Music Etcetera

This blog is about my music interests and other things that command my attention from time to time.

Thursday, July 01, 2010

All You Have To Do Is Listen—Missing Examples

I talked about Rob Kapilow's excellent book All You Have To Do Is Listen in Music from the Inside Out. Reading it is a marvelous way for classical music novices like me to learn how to understand the music the way its composers intended us to.

Kapilow teaches by example. Each point he makes in the text of the book is reinforced by short snatches of music illustrating the idea. These examples are shown in the book in musical notation, which of course most of us can't read. So the examples are brought to life online, here.

Go to that link, and you'll find a list of the book's 14 chapters on the left side of the window. Click any of the chapters and a list of the musical examples contained in that chapter appears, while the first example in the list automatically starts playing as a movie in the center of the window.

In each movie, the musical score scrolls steadily leftward past a vertical line that indicates exactly which notes are being played at that moment in time.
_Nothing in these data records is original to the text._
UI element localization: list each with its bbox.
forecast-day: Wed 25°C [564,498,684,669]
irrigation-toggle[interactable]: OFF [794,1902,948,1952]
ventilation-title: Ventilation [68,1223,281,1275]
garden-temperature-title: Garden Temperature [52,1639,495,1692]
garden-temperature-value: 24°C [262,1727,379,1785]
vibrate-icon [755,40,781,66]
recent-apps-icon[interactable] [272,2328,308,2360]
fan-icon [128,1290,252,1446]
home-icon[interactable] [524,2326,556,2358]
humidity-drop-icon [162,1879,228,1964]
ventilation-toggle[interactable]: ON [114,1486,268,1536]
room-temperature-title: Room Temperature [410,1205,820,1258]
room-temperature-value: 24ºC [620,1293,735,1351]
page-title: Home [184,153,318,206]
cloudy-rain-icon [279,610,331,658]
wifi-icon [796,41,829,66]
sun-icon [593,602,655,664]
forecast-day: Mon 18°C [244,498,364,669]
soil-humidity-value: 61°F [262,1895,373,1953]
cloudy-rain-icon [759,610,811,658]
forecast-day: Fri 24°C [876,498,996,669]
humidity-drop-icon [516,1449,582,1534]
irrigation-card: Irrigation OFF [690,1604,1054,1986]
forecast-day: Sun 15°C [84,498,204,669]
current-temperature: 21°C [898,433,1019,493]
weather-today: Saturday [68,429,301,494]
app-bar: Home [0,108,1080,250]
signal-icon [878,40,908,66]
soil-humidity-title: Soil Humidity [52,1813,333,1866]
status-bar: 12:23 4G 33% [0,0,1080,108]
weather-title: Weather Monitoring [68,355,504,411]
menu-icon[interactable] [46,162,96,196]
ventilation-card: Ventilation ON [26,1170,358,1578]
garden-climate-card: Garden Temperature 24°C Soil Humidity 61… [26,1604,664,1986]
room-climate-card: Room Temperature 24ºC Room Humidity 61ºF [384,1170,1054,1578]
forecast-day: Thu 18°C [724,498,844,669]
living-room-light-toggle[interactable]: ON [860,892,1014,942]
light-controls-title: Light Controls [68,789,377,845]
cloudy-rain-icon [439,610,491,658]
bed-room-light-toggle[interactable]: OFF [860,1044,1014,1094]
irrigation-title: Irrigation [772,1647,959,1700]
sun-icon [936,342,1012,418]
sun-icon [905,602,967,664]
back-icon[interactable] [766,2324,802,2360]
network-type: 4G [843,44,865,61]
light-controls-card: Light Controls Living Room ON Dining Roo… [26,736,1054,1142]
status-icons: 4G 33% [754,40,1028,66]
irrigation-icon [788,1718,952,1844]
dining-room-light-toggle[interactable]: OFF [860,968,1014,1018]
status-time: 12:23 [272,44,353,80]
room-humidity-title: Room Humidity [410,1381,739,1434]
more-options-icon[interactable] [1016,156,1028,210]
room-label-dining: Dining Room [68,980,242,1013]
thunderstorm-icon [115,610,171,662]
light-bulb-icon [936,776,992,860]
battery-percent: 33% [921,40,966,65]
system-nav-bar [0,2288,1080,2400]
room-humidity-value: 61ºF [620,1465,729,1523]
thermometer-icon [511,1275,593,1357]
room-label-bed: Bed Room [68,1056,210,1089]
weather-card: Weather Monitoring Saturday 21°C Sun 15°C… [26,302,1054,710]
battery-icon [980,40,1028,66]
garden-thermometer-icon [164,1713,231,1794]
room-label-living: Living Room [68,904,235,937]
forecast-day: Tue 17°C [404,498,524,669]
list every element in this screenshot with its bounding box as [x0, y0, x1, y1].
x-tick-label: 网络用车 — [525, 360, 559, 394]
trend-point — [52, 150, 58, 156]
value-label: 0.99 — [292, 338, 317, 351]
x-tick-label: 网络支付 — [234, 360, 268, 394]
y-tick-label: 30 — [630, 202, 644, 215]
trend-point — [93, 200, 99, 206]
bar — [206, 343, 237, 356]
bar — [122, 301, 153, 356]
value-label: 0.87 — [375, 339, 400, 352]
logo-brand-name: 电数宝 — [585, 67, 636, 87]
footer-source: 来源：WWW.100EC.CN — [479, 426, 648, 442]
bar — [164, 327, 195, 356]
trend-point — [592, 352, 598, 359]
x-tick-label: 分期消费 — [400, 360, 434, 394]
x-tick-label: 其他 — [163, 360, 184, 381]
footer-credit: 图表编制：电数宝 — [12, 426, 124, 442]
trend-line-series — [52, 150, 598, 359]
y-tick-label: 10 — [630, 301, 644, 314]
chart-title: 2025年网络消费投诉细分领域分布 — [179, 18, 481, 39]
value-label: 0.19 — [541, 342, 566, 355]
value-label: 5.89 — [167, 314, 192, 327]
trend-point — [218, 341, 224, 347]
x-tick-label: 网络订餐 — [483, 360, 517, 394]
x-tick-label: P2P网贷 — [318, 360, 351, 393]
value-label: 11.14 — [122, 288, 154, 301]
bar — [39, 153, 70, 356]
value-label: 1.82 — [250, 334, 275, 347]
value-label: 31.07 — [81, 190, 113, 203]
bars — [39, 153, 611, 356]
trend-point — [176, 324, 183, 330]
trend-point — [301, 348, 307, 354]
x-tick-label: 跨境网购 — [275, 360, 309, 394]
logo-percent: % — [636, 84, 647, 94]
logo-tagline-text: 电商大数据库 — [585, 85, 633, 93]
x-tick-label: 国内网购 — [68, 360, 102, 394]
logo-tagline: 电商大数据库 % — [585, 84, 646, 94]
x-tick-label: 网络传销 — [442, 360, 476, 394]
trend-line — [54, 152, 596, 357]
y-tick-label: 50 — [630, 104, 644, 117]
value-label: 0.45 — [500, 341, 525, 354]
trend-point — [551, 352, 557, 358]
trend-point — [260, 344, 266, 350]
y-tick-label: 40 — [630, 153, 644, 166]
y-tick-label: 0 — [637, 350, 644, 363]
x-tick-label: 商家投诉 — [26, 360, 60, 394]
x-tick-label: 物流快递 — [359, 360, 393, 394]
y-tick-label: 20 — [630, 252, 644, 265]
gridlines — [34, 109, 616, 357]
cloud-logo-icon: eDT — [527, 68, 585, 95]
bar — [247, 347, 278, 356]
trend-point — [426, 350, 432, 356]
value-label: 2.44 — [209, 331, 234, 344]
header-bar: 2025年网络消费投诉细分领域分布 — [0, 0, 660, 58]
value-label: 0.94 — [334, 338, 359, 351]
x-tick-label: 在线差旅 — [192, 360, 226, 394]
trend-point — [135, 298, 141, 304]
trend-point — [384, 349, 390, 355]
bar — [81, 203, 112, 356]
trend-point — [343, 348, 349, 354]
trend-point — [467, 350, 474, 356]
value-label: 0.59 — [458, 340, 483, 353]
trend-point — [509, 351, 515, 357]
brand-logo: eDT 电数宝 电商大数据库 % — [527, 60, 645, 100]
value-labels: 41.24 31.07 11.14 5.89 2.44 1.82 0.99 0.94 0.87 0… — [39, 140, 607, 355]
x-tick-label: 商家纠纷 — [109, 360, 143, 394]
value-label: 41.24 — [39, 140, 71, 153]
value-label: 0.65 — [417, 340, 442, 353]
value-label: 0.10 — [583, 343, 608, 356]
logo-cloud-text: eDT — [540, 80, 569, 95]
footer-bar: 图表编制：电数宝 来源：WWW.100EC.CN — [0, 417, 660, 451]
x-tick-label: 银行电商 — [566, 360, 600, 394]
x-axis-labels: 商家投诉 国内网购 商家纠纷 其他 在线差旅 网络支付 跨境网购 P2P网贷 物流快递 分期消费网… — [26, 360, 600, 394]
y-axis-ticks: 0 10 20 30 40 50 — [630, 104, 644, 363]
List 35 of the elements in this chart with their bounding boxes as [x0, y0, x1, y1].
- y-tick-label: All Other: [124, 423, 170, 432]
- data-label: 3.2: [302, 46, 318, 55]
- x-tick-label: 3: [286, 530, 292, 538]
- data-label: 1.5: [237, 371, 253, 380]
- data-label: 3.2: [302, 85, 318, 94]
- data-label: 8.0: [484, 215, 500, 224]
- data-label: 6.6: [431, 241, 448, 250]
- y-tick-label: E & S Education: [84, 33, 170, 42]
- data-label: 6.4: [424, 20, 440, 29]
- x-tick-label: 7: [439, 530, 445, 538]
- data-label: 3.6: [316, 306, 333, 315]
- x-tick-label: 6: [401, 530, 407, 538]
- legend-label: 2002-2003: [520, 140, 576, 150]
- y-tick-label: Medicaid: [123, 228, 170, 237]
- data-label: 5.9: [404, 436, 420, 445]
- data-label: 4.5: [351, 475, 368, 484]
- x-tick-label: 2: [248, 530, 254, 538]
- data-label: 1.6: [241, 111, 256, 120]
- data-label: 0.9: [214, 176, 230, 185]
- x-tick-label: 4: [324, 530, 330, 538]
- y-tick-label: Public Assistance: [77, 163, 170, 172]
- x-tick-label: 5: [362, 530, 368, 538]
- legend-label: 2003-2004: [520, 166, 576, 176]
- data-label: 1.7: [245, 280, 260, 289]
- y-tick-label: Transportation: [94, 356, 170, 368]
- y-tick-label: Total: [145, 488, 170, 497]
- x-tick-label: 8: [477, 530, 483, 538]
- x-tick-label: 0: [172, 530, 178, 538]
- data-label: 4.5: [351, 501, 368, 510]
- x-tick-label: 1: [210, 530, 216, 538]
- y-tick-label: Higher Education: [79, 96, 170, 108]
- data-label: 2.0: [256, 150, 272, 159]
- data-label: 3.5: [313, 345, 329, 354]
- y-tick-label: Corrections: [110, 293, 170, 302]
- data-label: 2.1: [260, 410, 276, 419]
It's a cool idea, letting total dummies like me follow what's happening both sound-wise and score-wise at one and the same time.

Kapilow also puts extra text notations in the score to alert us to which of the points he makes in the book are being illustrated now, at this point in the music as it is being played. You can pause the movie at will to consider Kapilow's key points more fully, at your leisure.

There's a slight problem, though. Two of the examples — numbers 13 and 14, from Chapter 2 — are missing.

You can download all the examples, including the missing ones, by going here and clicking on "Download All Examples." That's a good thing to do, as a matter of fact, since you can then import the examples as movies into iTunes. Once you've done that, you can sync them to your iPhone or iPod Touch. (I found that a few of them wouldn't sync unless I selected them and used the "Create iPod or iPhone version" item in iTunes' Advanced menu.)

But if you aren't eager to go to that much trouble, here are the two missing examples. (Note that you can put the mouse pointer over the QuickTime player for each and use the mouse scroll wheel and the space bar to control what portion plays when.)

Example 13 is from the "Spring" Concerto, from Vivaldi's Four Seasons. Its purpose is to show how an initially plain, simple harmony sets us up for a high-impact "event," as Kapilow uses the word, when suddenly three previously unheard chords are introduced very, very quickly by Vivaldi in the third measure.





Example 14 is from Bach's The Art of the Fugue. Its purpose is to show that an initially unimpressive opening doesn't necessarily have to lead to a quick, major event that "justifies" it. Instead, Bach states an unadorned opening idea that stays, for the time being, plain.





Bach does this on purpose, since his intent is to use the layered form of the fugue to open up his plain musical "kernel idea" very, very gradually, over the course of his entire composition, until it impresses us as, in a modern analogy, a beautifully popped piece of popcorn.